11. Oral or written reports. If a worker is required to present regular reports to the employer,

such a requirement indicates control by the employer. 12. Payment. If the worker is paid by the hour, the week, or the month, the presumption is

that the worker is an employee, unless that method of payment is standard for the trade. Payment of a flat fee by the job tends to indicate that the worker is an independent contractor.

13. Furnishing of tools and materials. If the employer furnishes sufficient tools, materials,

and other equipment to perform the services, this tends to show the existence of an employer-employee relationship. The employer should require an independent contractor to supply his or her own tools, materials, supplies, and equipment necessary to provide the contracted services.
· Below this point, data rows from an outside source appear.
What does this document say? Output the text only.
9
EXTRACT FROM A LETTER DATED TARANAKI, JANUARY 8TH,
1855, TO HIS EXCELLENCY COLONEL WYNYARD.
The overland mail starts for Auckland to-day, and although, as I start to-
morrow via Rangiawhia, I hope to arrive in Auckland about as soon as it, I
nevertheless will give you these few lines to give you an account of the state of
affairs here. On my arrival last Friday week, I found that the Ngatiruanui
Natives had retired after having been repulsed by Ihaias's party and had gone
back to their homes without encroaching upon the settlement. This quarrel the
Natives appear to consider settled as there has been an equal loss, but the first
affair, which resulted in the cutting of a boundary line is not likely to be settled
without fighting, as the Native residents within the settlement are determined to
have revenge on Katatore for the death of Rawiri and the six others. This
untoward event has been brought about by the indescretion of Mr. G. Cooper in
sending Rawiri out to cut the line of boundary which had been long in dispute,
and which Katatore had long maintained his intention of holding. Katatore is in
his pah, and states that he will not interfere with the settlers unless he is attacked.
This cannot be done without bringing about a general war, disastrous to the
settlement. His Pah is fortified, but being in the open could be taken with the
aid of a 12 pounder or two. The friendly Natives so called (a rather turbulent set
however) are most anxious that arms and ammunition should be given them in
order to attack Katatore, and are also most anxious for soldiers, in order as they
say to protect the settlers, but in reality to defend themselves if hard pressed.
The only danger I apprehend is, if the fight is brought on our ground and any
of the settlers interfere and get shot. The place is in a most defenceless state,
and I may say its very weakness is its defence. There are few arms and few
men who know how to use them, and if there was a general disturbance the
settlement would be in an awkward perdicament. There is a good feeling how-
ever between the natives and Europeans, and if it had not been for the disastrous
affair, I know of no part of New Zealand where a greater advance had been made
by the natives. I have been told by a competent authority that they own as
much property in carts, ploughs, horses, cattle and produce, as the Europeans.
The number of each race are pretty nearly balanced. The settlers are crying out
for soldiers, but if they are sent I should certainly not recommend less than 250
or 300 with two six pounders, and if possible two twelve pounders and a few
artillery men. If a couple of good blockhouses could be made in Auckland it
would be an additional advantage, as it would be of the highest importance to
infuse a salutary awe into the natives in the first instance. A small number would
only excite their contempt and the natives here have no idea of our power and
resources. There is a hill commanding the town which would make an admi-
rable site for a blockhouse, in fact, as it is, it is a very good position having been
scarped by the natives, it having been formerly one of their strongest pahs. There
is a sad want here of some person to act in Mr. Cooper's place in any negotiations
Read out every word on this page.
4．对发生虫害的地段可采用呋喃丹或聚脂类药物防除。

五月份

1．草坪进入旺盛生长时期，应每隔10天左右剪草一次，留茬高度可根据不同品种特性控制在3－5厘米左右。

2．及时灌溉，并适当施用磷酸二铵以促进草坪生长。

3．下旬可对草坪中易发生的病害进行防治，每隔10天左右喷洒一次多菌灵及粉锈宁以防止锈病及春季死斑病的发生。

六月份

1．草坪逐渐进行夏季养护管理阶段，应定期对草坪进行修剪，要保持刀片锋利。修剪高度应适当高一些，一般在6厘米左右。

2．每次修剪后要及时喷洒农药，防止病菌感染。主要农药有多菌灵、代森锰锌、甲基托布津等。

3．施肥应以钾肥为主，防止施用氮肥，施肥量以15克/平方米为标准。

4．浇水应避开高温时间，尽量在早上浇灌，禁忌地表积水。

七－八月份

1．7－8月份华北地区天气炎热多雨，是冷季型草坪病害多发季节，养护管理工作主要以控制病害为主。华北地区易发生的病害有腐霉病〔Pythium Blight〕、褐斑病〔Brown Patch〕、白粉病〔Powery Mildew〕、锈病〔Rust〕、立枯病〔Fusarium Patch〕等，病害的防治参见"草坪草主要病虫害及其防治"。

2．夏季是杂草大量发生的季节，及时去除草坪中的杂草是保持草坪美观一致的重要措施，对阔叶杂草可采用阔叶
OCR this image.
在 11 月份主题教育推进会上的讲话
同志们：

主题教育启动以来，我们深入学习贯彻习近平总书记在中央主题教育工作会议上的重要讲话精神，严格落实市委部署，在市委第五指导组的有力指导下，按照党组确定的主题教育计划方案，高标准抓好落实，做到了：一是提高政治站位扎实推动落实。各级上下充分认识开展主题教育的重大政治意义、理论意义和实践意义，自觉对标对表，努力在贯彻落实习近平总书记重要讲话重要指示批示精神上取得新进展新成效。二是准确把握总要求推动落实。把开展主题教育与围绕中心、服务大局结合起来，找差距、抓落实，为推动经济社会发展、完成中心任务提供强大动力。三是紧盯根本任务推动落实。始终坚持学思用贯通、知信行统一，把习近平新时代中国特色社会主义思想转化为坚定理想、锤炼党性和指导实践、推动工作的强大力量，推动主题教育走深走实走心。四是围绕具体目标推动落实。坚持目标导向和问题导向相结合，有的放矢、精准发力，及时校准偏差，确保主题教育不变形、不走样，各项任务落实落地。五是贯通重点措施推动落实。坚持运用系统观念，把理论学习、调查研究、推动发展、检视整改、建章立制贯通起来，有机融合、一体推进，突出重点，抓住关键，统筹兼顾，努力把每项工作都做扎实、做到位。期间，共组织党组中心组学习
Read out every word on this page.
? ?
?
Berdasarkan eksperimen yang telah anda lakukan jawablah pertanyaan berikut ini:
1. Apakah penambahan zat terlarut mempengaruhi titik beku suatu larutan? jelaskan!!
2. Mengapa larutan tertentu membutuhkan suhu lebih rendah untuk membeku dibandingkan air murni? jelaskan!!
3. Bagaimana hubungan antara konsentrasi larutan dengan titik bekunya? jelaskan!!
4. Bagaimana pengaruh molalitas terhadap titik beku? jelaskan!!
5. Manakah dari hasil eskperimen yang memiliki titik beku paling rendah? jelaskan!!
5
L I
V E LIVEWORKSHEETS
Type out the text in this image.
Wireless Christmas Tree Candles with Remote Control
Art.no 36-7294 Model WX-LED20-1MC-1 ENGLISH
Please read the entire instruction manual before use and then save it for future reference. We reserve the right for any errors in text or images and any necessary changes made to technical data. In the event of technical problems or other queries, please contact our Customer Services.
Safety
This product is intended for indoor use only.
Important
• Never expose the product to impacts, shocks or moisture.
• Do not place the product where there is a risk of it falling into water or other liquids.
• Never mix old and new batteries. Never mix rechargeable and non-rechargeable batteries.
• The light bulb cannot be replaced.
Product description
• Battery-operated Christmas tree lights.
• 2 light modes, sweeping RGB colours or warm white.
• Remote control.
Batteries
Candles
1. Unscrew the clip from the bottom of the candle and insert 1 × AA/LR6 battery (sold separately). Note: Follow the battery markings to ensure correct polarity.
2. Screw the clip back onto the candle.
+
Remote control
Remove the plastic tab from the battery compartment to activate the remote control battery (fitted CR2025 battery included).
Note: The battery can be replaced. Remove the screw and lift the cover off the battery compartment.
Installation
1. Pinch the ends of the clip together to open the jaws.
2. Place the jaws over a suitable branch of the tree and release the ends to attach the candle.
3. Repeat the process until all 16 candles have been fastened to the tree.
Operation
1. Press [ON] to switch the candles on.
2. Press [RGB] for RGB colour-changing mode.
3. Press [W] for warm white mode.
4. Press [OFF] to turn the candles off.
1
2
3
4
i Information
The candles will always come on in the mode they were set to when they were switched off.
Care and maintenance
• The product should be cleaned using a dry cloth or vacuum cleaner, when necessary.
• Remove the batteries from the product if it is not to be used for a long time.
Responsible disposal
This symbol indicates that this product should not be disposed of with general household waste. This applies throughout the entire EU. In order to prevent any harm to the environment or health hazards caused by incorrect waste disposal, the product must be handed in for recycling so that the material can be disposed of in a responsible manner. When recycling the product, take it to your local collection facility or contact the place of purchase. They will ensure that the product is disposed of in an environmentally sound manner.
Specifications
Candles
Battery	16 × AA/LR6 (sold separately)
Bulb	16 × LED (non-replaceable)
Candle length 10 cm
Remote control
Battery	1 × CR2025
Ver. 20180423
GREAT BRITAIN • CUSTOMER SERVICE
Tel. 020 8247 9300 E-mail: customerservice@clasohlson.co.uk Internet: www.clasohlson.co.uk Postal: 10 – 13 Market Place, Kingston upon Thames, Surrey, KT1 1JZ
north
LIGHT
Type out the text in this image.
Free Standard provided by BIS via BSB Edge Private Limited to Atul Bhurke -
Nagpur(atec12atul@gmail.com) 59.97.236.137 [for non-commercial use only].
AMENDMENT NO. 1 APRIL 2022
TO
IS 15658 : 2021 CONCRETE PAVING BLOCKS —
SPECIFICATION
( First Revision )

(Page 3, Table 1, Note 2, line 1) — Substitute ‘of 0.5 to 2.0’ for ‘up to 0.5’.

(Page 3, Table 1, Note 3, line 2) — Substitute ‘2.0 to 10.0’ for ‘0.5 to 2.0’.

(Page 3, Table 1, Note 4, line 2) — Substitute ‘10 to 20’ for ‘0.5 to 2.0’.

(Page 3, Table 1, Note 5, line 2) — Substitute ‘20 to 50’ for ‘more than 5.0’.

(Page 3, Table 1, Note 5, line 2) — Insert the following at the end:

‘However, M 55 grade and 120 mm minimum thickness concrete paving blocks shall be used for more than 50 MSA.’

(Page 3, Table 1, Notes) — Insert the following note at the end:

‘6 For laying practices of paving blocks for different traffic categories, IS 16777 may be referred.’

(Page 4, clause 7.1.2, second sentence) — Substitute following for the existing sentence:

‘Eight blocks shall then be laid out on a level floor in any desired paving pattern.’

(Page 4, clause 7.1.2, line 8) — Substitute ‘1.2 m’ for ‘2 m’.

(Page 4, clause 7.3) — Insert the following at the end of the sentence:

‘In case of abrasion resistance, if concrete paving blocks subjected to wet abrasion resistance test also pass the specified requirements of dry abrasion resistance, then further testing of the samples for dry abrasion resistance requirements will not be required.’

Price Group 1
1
14. Significant investment. Where the worker does not invest in supplies, materials,

equipment, and other items necessary for the performance of services, but relies on the employer for such things, the lack of investment indicates dependence on the employer. Control can be inferred and the worker is probably an employee. If the worker invests in the facilities he or she uses in performing services, this factor tends to indicate that the worker is an independent contractor.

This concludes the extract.